Ma non c’è tempo. Lentamente, trova l’ombra,

trova una linea, trasforma in orizzonte

la distanza tra un’ombra nera e il fondo.

Posso insegnarti a vedere al buio.

Non c’è mai tempo, prova adesso, prova.

 

 

 

In pensiero di casa

 

Unica anche la tua –

chiede – anche la tua –

sofferenza unicamente

perché.

E non si accontenta

di risposte. Deve assestarsi

come osso,

callo calcareo che asseconda

la lenta ripresa del movimento

nella frattura, un dolore che passa

dentro un dolore diverso, diversa postura,

menomazione più lieve e duratura.

 

 

 

 

 

 

 

dalla sezione Atto unico

 

*

Ho aspettato la fine della giornata, e la stanchezza

per accostarmi a questa terra

e non ho portato fiori,

perché li ha fatti la terra, i fiori, e se li prenda.

Ti ho portato le mani, le ho posate

su questa terra squadrata, perché le mani

le ha fatte nostra madre e non possiamo renderle.

 

 

**

Sanno di cenere le labbra e sabbia

nell’incàvo del sonno, sanno come

si apre tutto e si affonda nella notte

insieme con la casa

muti.

Cosa c’è nella pietra?

Lontane nuotano nuvole –

mani vuotano il cielo. Cosa c’è dentro

la pietra?

Sanno di acqua, le labbra, di pianura

e latte freddo, attesa, indecifrabile scrittura delle stoppie,

sanno come si parla alla pietra,

come la pietra

ascolta.

Nessuno aiuta il nostro dio

a continuare la creazione,

nessuno più lo pesca in fondo al male

con l’anima-uncino: anche uno solo

di questi bocconi risputerebbe: alito Ritorni istriani

e argilla, i semi neri del nostro sonno.

Anche la pietra cresce, una parola

calcarea goccia bianco

su bianco – nessuno aiuta il nostro dio

a scrivere ancora –

e il cielo, l’erba, di che cosa

devo meravigliarmi.

 

 

 

 

 

dalla sezione Regione

 

 

 

Generazioni

 

La pressione dell’erba nuova aggruma il verde

a un centimetro dal suolo, in sospensione.
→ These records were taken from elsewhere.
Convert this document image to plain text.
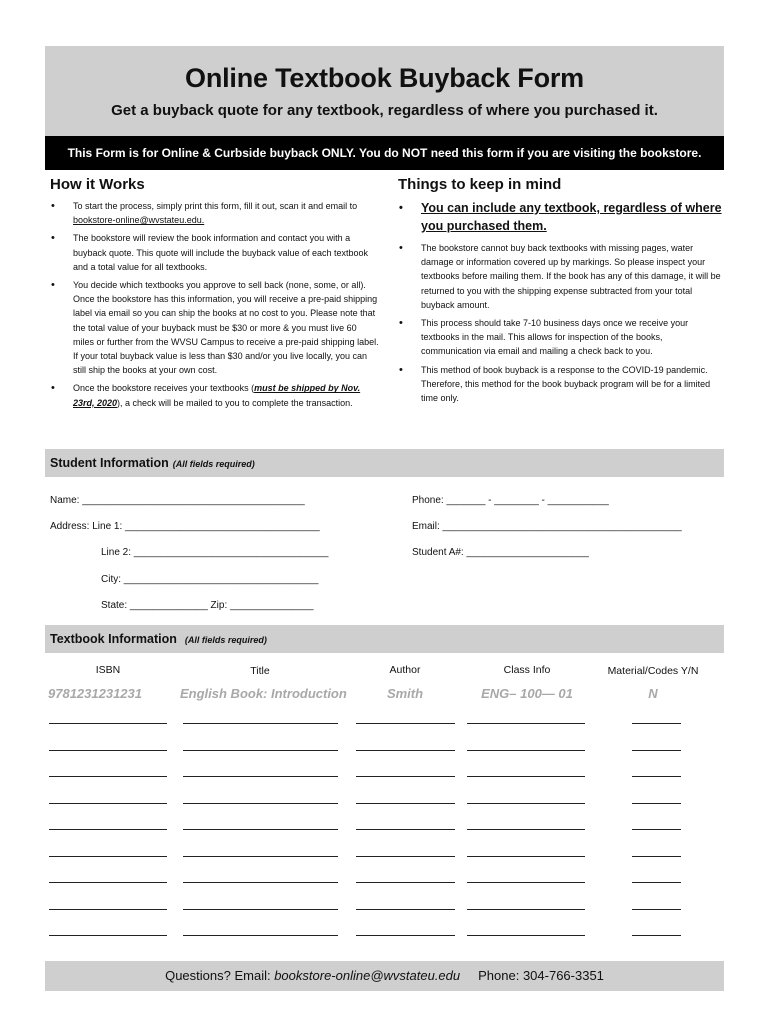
Online Textbook Buyback Form
Get a buyback quote for any textbook, regardless of where you purchased it.
This Form is for Online & Curbside buyback ONLY. You do NOT need this form if you are visiting the bookstore.
How it Works
• To start the process, simply print this form, fill it out, scan it and email to bookstore-online@wvstateu.edu.
• The bookstore will review the book information and contact you with a buyback quote. This quote will include the buyback value of each textbook and a total value for all textbooks.
• You decide which textbooks you approve to sell back (none, some, or all). Once the bookstore has this information, you will receive a pre-paid shipping label via email so you can ship the books at no cost to you. Please note that the total value of your buyback must be $30 or more & you must live 60 miles or further from the WVSU Campus to receive a pre-paid shipping label. If your total buyback value is less than $30 and/or you live locally, you can still ship the books at your own cost.
• Once the bookstore receives your textbooks (must be shipped by Nov. 23rd, 2020), a check will be mailed to you to complete the transaction.
Things to keep in mind
• You can include any textbook, regardless of where you purchased them.
• The bookstore cannot buy back textbooks with missing pages, water damage or information covered up by markings. So please inspect your textbooks before mailing them. If the book has any of this damage, it will be returned to you with the shipping expense subtracted from your total buyback amount.
• This process should take 7-10 business days once we receive your textbooks in the mail. This allows for inspection of the books, communication via email and mailing a check back to you.
• This method of book buyback is a response to the COVID-19 pandemic. Therefore, this method for the book buyback program will be for a limited time only.
Student Information (All fields required)
Name: ________________________________________
Address: Line 1: ___________________________________
Line 2: ___________________________________
City: ___________________________________
State: ______________ Zip: _______________
Phone: _______ - ________ - ___________
Email: ___________________________________________
Student A#: ______________________
Textbook Information (All fields required)
ISBN	Title	Author	Class Info	Material/Codes Y/N
9781231231231	English Book: Introduction	Smith	ENG– 100— 01	N
Questions? Email: bookstore-online@wvstateu.edu Phone: 304-766-3351
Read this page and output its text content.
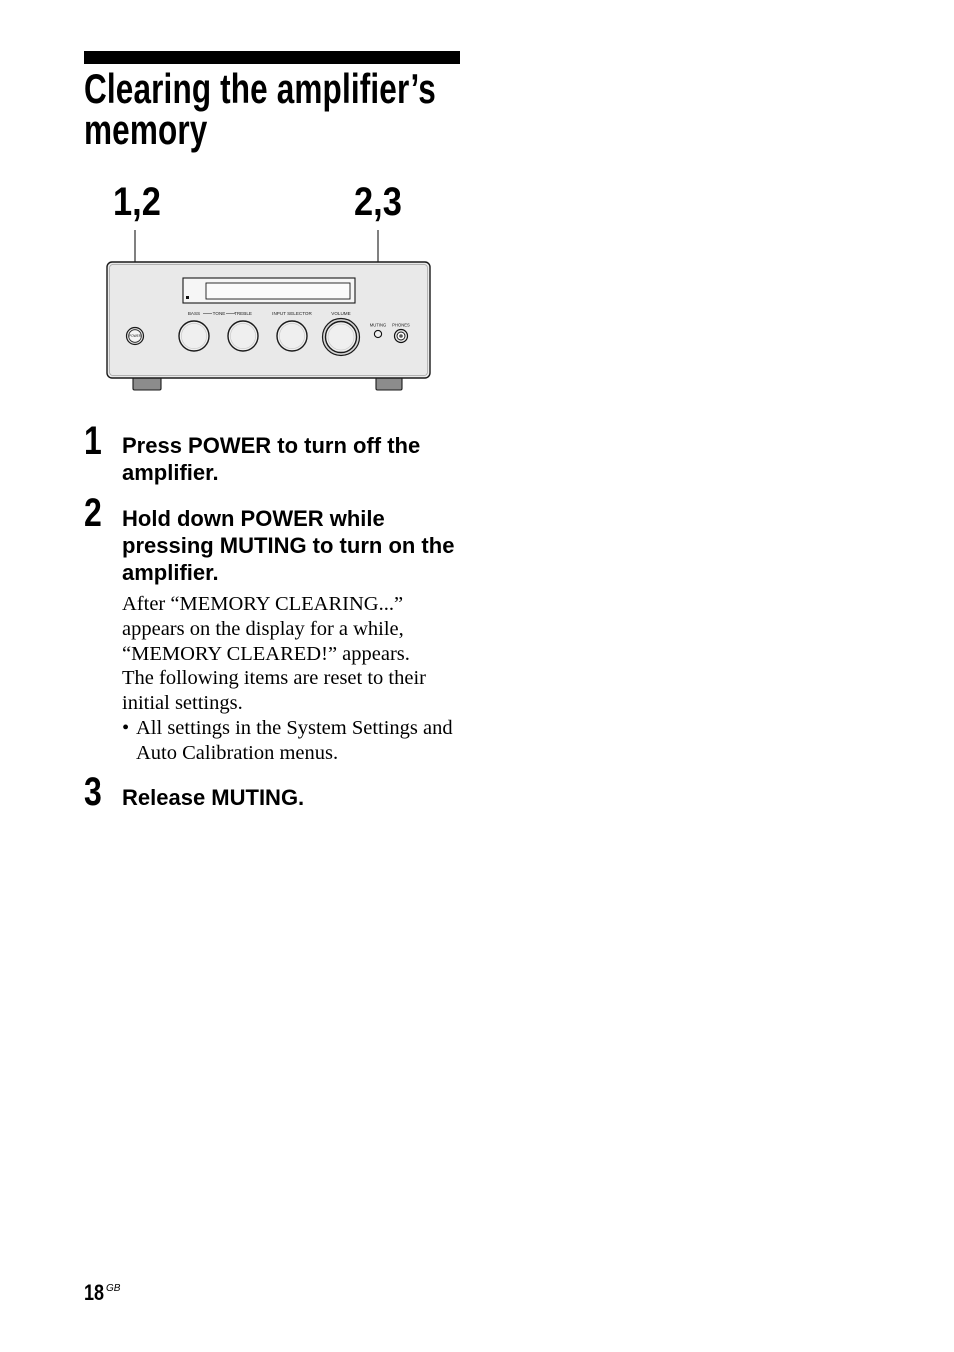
Clearing the amplifier’s
memory
1,2	2,3
BASS	TONE TREBLE	INPUT SELECTOR	VOLUME
MUTING PHONES
POWER
1 Press POWER to turn off the
amplifier.
2 Hold down POWER while
pressing MUTING to turn on the
amplifier.
After “MEMORY CLEARING...”
appears on the display for a while,
“MEMORY CLEARED!” appears.
The following items are reset to their
initial settings.
• All settings in the System Settings and
Auto Calibration menus.
3 Release MUTING.
18 GB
Così le parole di chi si innamora

formano un nuovo colore

sul parlare comune, delimitano appezzamenti del sentire,

contendono alle frasi il nutrimento.

Così si forma la lingua famigliare,

così cresce e diventa quotidiana

la lingua propria del sentimento

di quegli unici corpi, di quei muri,

quella scansione condivisa del tempo.

La lingua che i figli falciano e disseccano

crescendo, disperdono di nuovo per distrazione,

per la pressione del desiderio, per amore.

 

 

 

 

Stazione di servizio

 

Affanno nel fogliame, nell’attesa

della prima sgrondata di piovasco.

Tu che sei sceso dall’auto per pagare

annusi l’aria, alzi il bavero, ti guardi

nella vetrata mentre ti avvicini.

La bandiera tentenna nei tiranti.

Tu alla colonna della benzina

con la faccia controvento di trequarti.

L’uomo prende la carta, l’erba alta

preme sul cartellone con un paesaggio

appoggiato tra il marciapiede e il muro.

Tu e le tue dita che perdono lo schema

delle cifre da imprimere sulla tastiera.

Quando riparti (hai pagato, confuso

dopo altri due tentativi – in contanti)

l’uomo è rimasto immobile a guardarti

come avresti ripreso la strada con quel sorriso.

 

 

 

 

 

 

 

Vero viso

 

Un viso, nell’opera degli anni, quando si compie?

Uscendo dall’adolescenza, quando pare fermarsi

per la prima volta, dopo tante prove e i tentativi

di assomigliare a un parente, o a un amico, falliti?

Oppure quando passati i quaranta anni,

nel peso delle palpebre, nell’esimersi delle labbra,

nella tensione delle narici, il carattere,

le manie, vengono fuori, i vizi, la memoria

che adesso occupa il suo presente?

O quando, prima della devastazione, vi si imprime

l’ultima forma, semplice, riassumibile in poche linee

essenziali, l’effigie, la caricatura?

 

 

 

 

Sera

 

La luce si alza verso il cielo sopra le luci

e il buio dolce degli edifici

abbraccia a lungo lo sguardo.

La luce si alza con un respiro

e promette a tutti un segreto, quiete profonda, pianto.

Passano una sull’altra

facce nelle auto che incroci,

le guardi, a cosa appartieni questa sera, a chi parli?

La lingua perduta degli stormi

che alti si adunano nella luce.

La lingua dei perduti per una parola non detta,

per una parola distorta pervenuta all’orecchio.

Per una volta non sia la ragione o la colpa,

chiama tu, pronuncia le parole che più non hai detto.

Non c’è vergogna se trovi nel cielo di questa sera

fiducia in qualcosa che non conosci,

e non la vita che si sogna,

ma qualcosa di tuo nella vita che vedi.

Adesso componi il numero, adesso chiedi.